3.      Teori Bandura Tentang Modelling
Melalui pembelajaran sosial seseorang dapat belajar melalui pengamatan (observation learning) terhadap suatu model. Ciri model yang berpengaruh terhadap pengamat adalah model yang tampak menarik, dapat dipercaya, cocok dalam kelompok dan memberikan standar yang meyakinkan sebagai pedoman bagi pengamat.
Ada empat (4) elemen penting yang menurut Bandura perlu diperhatikan dalam pembelajaran melalui pengamatan yaitu ; (1). Atensi, (2). Retensi, (3). Reproduksi dan (4). Motivasi. (Dahar,1988:34)

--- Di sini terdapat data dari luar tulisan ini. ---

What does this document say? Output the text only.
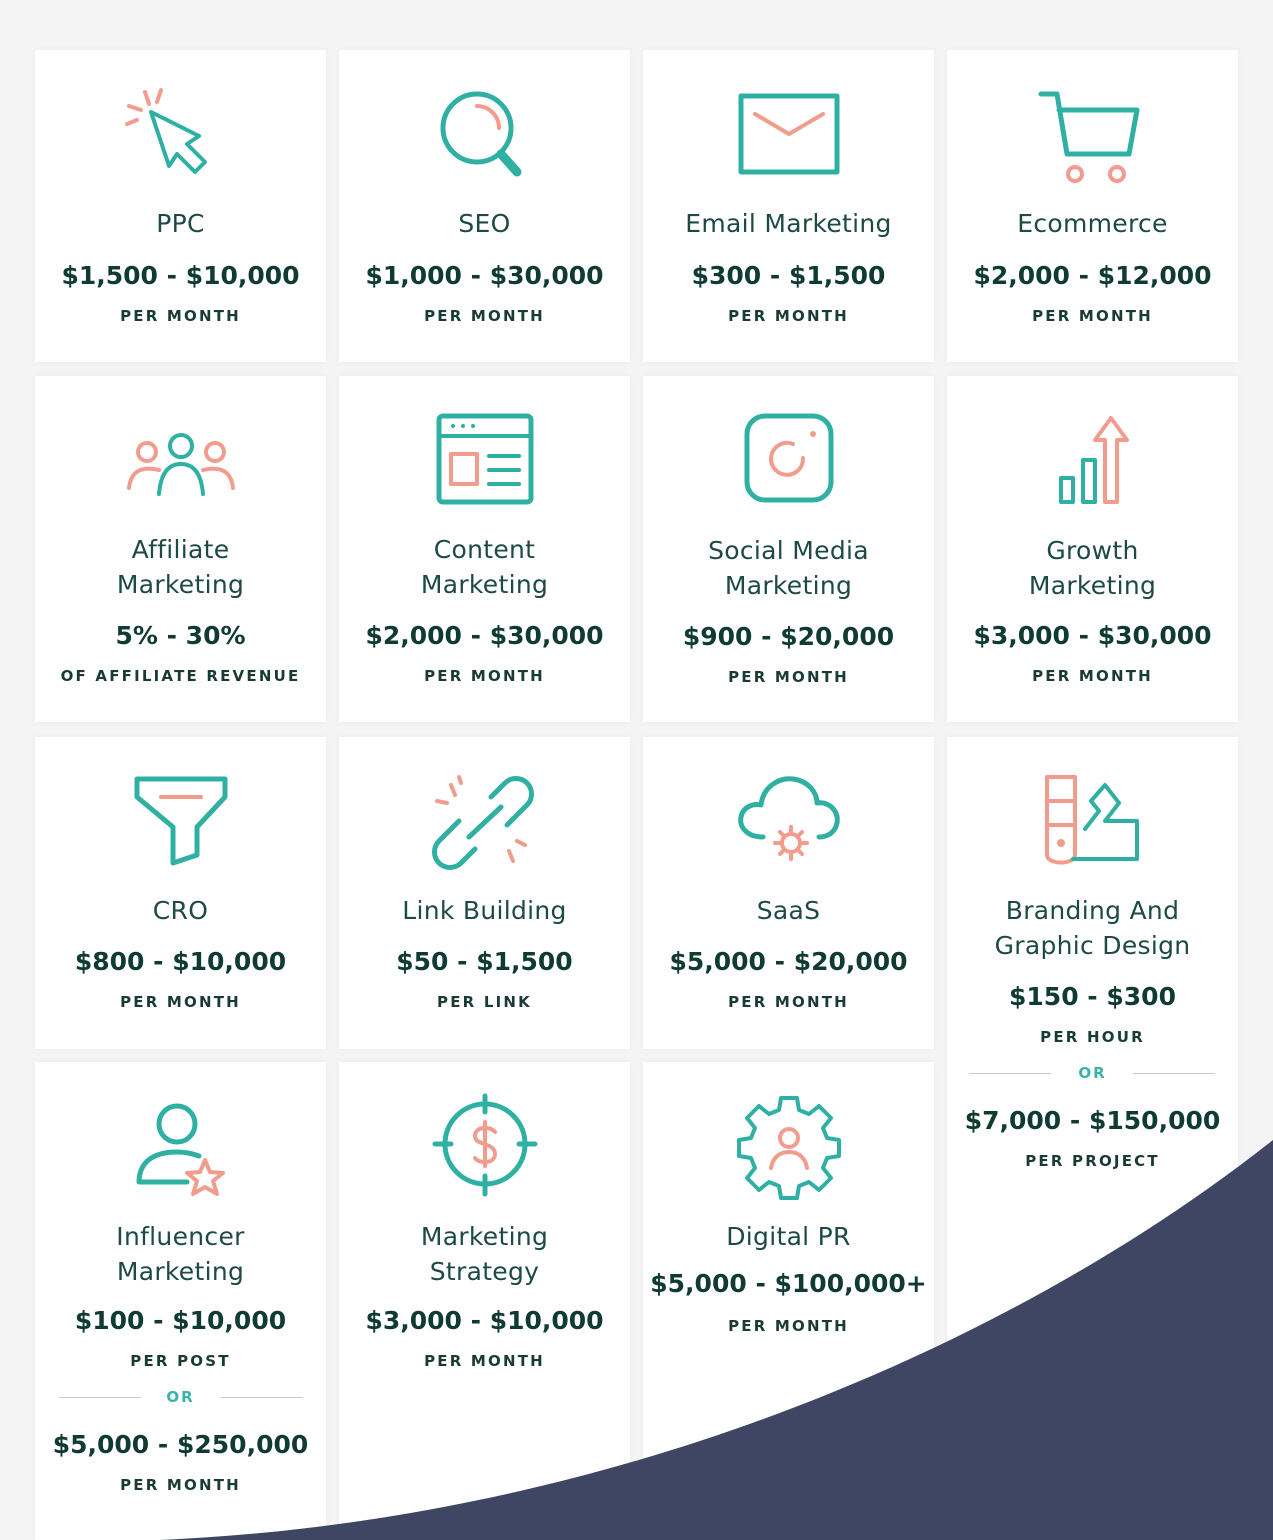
PPC
$1,500 - $10,000
PER MONTH
SEO
$1,000 - $30,000
PER MONTH
Email Marketing
$300 - $1,500
PER MONTH
Ecommerce
$2,000 - $12,000
PER MONTH
Affiliate
Marketing
5% - 30%
OF AFFILIATE REVENUE
Content
Marketing
$2,000 - $30,000
PER MONTH
Social Media
Marketing
$900 - $20,000
PER MONTH
Growth
Marketing
$3,000 - $30,000
PER MONTH
CRO
$800 - $10,000
PER MONTH
Link Building
$50 - $1,500
PER LINK
SaaS
$5,000 - $20,000
PER MONTH
Branding And
Graphic Design
$150 - $300
PER HOUR
OR
$7,000 - $150,000
PER PROJECT
Influencer
Marketing
$100 - $10,000
PER POST
OR
$5,000 - $250,000
PER MONTH
Marketing
Strategy
$3,000 - $10,000
PER MONTH
Digital PR
$5,000 - $100,000+
PER MONTH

D.    METODE EKSPERIMEN PADA PEMBELAJARAN SAINS
Metode Eksperimen menurut Al-farisi (2005:2) adalah metode yang bertitik tolak dari suatu masalah yang hendak dipecahkan dan dalam prosedur kerjanya berpegang pada prinsip  metode ilmiah.
Menurut Roestiyah (2001:80) Metode eksperimen adalah suatu cara mengajar, di mana siswa melakukan suatu percobaan tentang sesuatu hal, mengamati prosesnya serta menuliskan hasil percobaannya, kemudian hasil pengamatan itu disampaikan ke kelas dan dievaluasi oleh guru.

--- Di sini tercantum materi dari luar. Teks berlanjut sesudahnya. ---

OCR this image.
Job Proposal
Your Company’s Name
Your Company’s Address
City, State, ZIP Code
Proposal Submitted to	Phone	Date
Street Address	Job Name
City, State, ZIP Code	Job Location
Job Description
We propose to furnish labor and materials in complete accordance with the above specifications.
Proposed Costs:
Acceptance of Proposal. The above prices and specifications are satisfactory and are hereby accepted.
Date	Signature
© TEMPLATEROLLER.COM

Penggunaan metode ini bertujuan agar peserta didik mampu mencari dan menemukan sendiri berbagai jawaban atau persoalan-persoalan yang dihadapinya dengan melakukan percobaan sendiri. Peserta didik juga dapat terlatih dalam cara berfikir yang ilmiah. Dengan metode eksperimen, peserta didik menemukan bukti kebenaran dari teori sesuatu yang sedang dipelajarinya.

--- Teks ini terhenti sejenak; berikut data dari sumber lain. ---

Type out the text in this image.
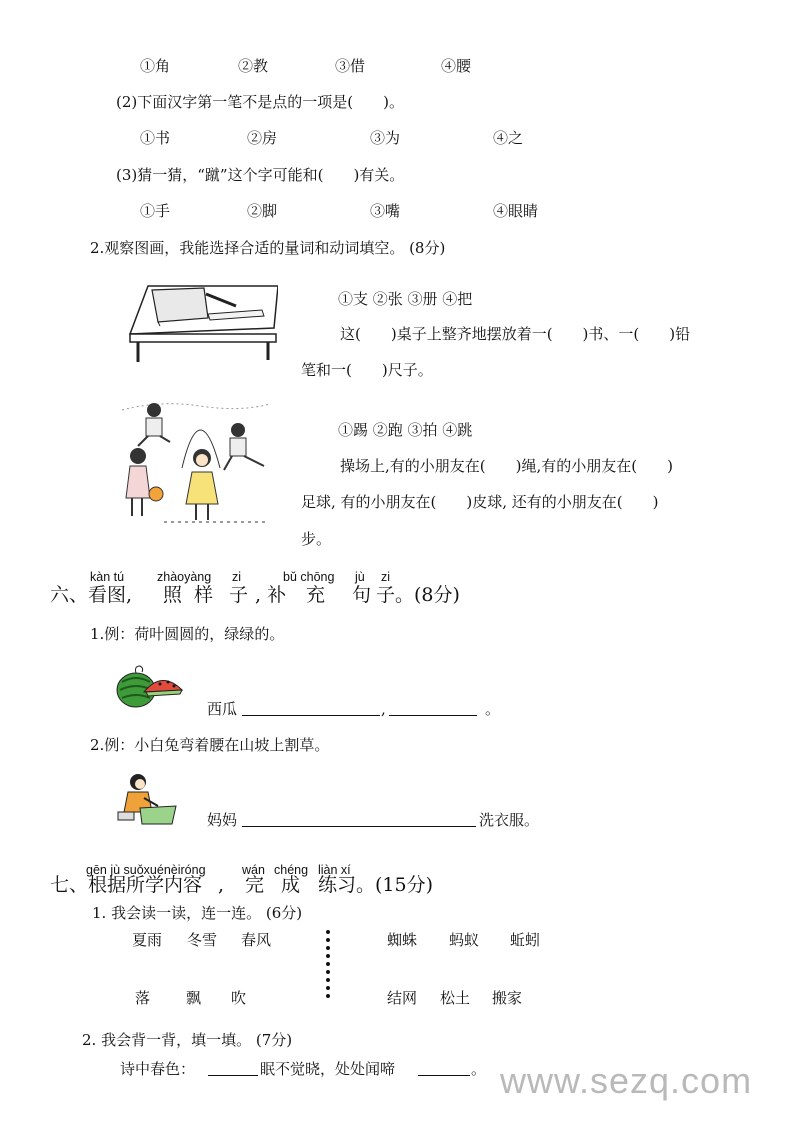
①角	②教	③借	④腰
(2)下面汉字第一笔不是点的一项是(　　)。
①书	②房	③为	④之
(3)猜一猜，“蹴”这个字可能和(　　)有关。
①手	②脚	③嘴	④眼睛
2.观察图画，我能选择合适的量词和动词填空。 (8分)
①支 ②张 ③册 ④把
这(　　)桌子上整齐地摆放着一(　　)书、一(　　)铅
笔和一(　　)尺子。
①踢 ②跑 ③拍 ④跳
操场上,有的小朋友在(　　)绳,有的小朋友在(　　)
足球, 有的小朋友在(　　)皮球, 还有的小朋友在(　　)
步。
kàn tú	zhàoyàng zi	bǔ chōng jù zi
六、看图, 照 样 子 , 补 充 句 子。(8分)
1.例：荷叶圆圆的，绿绿的。
西瓜	,	。
2.例：小白兔弯着腰在山坡上割草。
妈妈	洗衣服。
gēn jù suǒxuénèiróng	wán chéng liàn xí
七、 根据所学内容 , 完 成 练习。(15分)
1. 我会读一读，连一连。 (6分)
夏雨 冬雪 春风	蜘蛛 蚂蚁 蚯蚓
落 飘 吹	结网 松土 搬家
2. 我会背一背，填一填。 (7分)
诗中春色：	眠不觉晓，处处闻啼	。 www.sezq.com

Metode eksperimen ini memiliki kelebihan dan kekurangan dalam pelaksanaannya. Berikut diuraikan kelebihan dan kekurangannya.
Kelebihan metode eksperimen sebagai berikut :
1.      Membuat peserta didik lebih percaya atas kebenaran atau kesimpulan berdasarkan percobaannya.
2.      Membina peserta didik untuk membuat terobosan-terobosan baru dengan penemuan dari hasil percobaannya dan bermanfaat bagi kehidupan manusia.
3.      Hasil-hasil percobaan yang berharga dapat dimanfaatkan untuk kemakmuran umat manusia.
Sedangkan kekurangan yang dimiliki oleh metode eksperimen ini diantaranya :
1.      Metode ini memerlukan berbagai fasilitas peralatan dan bahan yang tidak selalu mudah diperoleh dan kadangkala mahal.
2.      Metode ini menuntut ketelitian, keuletan dan ketabahan.
3.      Setiap percobaan tidak selalu memberikan hasil yang diharapkan karena mungkin ada faktor-faktor tertentu yang berada di luar jangkauan kemampuan atau pengendalian.




BAB III
PENUTUP
Model pembelajaran sains yang diterapkan untuk peserta didik agar lebih efektif dan efisien hendaknya memenuhi aspek-aspek sebagai berikut :
1.      Dalam eksperimen setiap peserta didik harus melakukan eksperimen, maka jumlah alat dan bahan atau materi percobaan harus cukup bagi tiap peserta didik.
2.      Kondisi alat dan mutu bahan eksperimen yang digunakan harus baik dan bersih agar  eksperimen itu tidak gagal dan peserta didik menemukan bukti yang meyakinkan serta hasilnya tidak membahayakan.
3.      Peserta didik perlu teliti dan konsentrasi dalam mengamati proses eksperimen, sehingga peserta didik menemukan pembuktian kebenaran dari teori yang dipelajari itu.
4.      Peserta didik perlu diberi petunjuk yang jelas, sebab disamping memperoleh pengetahuan, pengalaman serta ketrampilan, peserta didik juga memperoleh kematangan jiwa dan sikap yang perlu diperhitungkan oleh pendidik dalam memilih obyek eksperimen.




DAFTAR PUSTAKA
Sunarto dan B. Agung Hartono. Perkembangan Peserta Didik. Jakarta : Penerbit Rineka Cipta, 2006.